O lobby está envolto por um forte estigma de marginalidade, apesar de ser compatível com o ordenamento jurídico brasileiro, sobretudo quando são levados em consideração os direitos expressos no artigo 5º. de nossa Constituição Federal, a atividade de lobby tem sido associada predominantemente a crimes contra a administração pública, como corrupção, tráfico de influência e licitações direcionadas.
Assim como é impossível ignorar a existência de tais práticas ilegais, associar a atividade de lobby exclusivamente à defesa ilícita de interesses é inadequado, haja vista que existem também contribuições positivas.
Entre elas, pode-se destacar: (i) mais informações sobre os temas da pauta decisória; (ii) visão mais completa sobre os problemas coletivos; (iii) maior proximidade entre as preferências dos grupos de interesse em ação e o resultado da decisão e, (iv) maior legitimidade da decisão, em função da abertura do processo decisório à participação da sociedade civil.
Com as informações coletadas, sistematizadas e disponíveis pelo E-agendas, o desequilíbrio de poder entre os grupos de interesse durante o processo decisório poderá diminuir, o que pode contribuir para que a concessão de benefícios desproporcionais e/ou injustificáveis para os grupos de interesse que possuem mais e/ou melhores recursos políticos ocorra.
O E-agendas fornece uma série de informações relevantes para visualização e consulta em transparência ativa e em formato aberto, entre elas: assunto, local, data, horário e a lista de participantes do compromisso público. Quando se tratar de participação em audiências, acrescenta-se a lista acima, a identificação dos representantes de interesses (próprios ou de terceiros) e a descrição dos interesses representados.

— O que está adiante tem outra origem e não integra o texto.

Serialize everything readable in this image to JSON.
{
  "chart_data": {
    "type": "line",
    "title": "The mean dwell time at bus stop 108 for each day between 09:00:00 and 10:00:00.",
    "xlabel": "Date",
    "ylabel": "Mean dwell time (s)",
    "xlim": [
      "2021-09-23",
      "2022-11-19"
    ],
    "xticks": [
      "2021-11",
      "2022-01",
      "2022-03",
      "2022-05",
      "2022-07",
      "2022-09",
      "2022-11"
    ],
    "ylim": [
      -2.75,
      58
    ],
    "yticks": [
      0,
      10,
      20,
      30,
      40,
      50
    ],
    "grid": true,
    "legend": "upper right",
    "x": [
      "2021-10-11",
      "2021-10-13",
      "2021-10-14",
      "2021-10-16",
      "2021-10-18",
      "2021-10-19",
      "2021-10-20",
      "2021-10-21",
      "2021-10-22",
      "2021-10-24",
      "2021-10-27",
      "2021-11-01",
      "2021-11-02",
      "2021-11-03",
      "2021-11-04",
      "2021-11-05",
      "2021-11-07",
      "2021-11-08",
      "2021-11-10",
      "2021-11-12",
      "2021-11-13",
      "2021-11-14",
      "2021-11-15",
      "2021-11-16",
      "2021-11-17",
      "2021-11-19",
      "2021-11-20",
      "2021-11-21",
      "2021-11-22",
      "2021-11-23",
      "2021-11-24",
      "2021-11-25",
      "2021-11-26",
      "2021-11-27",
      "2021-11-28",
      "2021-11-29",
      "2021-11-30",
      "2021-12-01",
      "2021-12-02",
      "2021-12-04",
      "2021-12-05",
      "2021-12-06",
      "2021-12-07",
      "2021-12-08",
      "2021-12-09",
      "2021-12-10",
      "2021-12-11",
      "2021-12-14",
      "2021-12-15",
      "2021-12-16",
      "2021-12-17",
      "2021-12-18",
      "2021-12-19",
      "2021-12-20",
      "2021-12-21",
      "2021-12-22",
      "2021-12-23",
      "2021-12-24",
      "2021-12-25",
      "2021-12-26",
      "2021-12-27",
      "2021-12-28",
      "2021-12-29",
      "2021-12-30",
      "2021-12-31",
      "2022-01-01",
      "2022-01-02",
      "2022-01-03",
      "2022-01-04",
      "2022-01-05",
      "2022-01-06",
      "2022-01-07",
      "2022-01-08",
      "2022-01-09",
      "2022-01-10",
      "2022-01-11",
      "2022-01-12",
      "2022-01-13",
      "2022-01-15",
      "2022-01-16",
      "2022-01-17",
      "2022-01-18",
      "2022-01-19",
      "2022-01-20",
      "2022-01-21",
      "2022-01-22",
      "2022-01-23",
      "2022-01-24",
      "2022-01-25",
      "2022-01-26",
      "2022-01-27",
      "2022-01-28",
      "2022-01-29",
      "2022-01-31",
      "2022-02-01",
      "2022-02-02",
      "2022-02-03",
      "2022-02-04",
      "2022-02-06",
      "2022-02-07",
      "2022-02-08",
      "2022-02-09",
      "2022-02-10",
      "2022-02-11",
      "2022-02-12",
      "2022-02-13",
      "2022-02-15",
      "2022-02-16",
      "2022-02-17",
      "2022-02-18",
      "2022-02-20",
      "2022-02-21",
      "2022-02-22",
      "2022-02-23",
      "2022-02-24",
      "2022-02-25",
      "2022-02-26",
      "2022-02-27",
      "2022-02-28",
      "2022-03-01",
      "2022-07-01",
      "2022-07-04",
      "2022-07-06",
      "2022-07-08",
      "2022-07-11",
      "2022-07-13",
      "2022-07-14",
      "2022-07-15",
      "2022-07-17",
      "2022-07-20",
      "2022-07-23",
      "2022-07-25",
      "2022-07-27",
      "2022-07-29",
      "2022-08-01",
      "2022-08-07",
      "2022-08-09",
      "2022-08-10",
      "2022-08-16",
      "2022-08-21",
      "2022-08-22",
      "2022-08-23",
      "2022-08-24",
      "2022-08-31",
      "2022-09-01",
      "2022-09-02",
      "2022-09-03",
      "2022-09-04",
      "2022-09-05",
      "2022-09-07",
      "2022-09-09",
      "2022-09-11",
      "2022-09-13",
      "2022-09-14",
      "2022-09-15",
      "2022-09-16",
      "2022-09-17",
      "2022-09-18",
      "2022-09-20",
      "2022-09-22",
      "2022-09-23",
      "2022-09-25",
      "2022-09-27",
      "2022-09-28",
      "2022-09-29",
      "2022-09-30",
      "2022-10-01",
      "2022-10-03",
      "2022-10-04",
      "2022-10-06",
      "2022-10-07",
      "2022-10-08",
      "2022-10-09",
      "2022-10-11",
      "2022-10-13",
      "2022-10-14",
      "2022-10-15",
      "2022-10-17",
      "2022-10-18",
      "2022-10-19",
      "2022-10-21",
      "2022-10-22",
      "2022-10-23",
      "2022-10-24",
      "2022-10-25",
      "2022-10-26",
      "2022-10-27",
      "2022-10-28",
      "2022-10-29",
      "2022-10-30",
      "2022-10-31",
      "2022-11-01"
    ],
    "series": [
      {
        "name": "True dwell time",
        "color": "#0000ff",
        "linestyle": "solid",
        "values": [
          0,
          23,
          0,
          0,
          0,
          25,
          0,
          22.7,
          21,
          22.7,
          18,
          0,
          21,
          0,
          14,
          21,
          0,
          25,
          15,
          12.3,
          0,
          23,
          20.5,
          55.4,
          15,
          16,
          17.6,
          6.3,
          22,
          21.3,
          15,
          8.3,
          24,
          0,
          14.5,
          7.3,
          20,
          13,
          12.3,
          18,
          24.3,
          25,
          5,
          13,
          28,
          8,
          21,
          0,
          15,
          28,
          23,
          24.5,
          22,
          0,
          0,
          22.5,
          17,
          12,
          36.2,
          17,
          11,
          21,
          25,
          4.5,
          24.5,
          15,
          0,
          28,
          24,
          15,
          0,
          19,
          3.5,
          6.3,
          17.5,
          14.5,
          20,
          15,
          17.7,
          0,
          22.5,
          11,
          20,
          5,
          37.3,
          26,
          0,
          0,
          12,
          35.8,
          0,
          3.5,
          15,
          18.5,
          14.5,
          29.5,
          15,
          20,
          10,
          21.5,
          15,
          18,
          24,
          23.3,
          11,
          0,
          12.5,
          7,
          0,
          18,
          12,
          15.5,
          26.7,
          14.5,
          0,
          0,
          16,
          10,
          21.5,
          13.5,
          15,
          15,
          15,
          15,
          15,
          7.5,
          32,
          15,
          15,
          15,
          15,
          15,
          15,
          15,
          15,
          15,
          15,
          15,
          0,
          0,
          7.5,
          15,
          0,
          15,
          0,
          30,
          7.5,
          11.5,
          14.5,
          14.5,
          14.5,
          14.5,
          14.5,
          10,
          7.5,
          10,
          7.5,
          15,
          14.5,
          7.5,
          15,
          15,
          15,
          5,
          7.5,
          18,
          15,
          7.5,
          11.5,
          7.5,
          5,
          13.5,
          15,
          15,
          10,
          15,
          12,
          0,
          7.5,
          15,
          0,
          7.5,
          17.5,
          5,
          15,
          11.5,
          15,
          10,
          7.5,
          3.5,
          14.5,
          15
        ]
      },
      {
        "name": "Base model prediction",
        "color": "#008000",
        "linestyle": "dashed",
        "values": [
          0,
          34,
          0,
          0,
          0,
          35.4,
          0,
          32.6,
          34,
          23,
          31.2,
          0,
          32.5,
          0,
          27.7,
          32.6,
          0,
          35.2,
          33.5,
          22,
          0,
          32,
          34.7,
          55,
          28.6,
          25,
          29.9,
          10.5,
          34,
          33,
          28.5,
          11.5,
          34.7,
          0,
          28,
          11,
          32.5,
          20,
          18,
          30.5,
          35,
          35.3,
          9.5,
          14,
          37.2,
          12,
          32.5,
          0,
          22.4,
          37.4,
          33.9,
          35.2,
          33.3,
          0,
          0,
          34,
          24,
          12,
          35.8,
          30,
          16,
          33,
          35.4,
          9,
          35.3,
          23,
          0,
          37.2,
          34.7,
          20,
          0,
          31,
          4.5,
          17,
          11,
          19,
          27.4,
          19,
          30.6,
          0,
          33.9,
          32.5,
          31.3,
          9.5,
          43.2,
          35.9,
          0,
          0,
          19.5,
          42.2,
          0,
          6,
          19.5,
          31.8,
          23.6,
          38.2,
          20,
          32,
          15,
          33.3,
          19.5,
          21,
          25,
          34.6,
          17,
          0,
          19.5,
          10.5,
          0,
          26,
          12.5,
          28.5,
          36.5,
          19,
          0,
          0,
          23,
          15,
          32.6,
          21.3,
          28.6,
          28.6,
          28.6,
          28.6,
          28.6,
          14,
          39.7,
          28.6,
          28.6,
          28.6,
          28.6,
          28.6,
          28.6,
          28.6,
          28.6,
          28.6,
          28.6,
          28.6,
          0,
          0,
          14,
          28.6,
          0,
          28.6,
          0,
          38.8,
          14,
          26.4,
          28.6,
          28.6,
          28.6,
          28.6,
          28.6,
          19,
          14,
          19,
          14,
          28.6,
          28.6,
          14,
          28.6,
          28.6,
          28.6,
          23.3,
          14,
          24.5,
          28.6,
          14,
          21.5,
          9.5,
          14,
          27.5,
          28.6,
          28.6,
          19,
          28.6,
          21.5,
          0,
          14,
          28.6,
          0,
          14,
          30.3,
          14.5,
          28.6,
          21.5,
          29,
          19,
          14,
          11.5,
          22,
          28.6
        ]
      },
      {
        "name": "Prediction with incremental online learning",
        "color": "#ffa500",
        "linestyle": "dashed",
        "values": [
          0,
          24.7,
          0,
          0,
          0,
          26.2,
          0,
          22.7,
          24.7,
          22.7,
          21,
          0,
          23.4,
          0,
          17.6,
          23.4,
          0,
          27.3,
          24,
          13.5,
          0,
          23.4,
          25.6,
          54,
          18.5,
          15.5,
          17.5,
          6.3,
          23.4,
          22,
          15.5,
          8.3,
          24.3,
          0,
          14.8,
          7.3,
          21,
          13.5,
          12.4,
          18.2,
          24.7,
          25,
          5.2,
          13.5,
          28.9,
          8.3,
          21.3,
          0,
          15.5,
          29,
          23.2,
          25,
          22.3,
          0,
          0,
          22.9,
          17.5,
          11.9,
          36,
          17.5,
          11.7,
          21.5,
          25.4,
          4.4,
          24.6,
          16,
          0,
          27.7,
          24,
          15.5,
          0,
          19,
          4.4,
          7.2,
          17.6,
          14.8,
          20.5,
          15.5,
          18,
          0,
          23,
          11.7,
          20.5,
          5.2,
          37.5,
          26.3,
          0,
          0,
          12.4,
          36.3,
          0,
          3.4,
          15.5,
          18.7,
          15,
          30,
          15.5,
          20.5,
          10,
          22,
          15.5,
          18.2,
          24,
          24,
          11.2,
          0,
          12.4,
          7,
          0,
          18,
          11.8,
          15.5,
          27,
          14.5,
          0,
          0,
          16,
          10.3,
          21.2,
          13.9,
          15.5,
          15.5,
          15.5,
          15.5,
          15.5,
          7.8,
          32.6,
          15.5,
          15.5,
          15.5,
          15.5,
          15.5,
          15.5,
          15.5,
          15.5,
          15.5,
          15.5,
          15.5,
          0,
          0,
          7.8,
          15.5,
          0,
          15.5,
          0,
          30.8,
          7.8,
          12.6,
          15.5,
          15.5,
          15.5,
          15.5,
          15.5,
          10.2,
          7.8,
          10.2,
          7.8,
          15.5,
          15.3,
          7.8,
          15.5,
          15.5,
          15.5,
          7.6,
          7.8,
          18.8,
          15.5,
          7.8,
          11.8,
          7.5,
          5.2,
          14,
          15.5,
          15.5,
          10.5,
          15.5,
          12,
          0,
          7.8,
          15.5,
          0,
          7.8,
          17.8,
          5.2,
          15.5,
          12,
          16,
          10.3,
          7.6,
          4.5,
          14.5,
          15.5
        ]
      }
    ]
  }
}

Com isso, uma parte do que se espera que a regulamentação do lobby propicie, já ocorre, ou seja, tornar pública a relação entre lobistas (agentes privados) e tomadores de decisão (agentes públicos).
O E-agendas tem grande potencial de fomentar a publicidade, o que torna o processo decisório possível de ser escrutinado detalhadamente e aumenta o conhecimento dos atores sociais sobre a forma como o poder Executivo federal toma decisões.
Porém, a mídia nos alertou, no início de fevereiro, que 09 dos 37 ministros do novo governo ainda não haviam divulgado suas agendas diárias, apesar dos esforços da CGU (Controladoria Geral da União) em oferecer treinamento e capacitação para o uso do sistema.
Como o decreto 10.889/21 não faz alusão a penalidades para aqueles que não divulgarem a agenda e/ou realizarem o registro dos compromissos públicos e participação em audiências, caberá aos cidadãos e a mídia fiscalizar sua utilização? Como a CGU (Controladoria-Geral da União) atuará para aumentar o enforcement? Afinal, não podemos correr o risco de ver um avanço tão importante ter seu impacto diminuído.
*Corrupção em Debate é uma coluna do Instituto Não Aceito Corrupção (INAC).
É cientista política, doutora pela Unicamp. Coordenadora do MBA em Relações Governamentais e do curso de curta duração "Advocacy e Políticas Públicas" da FGV/IDE. Coordenadora do GT Transparência e Integridade da Rede Advocacy Colaborativo (RAC). Diretora executiva da Gozetto & Associados Consultoria Estratégica.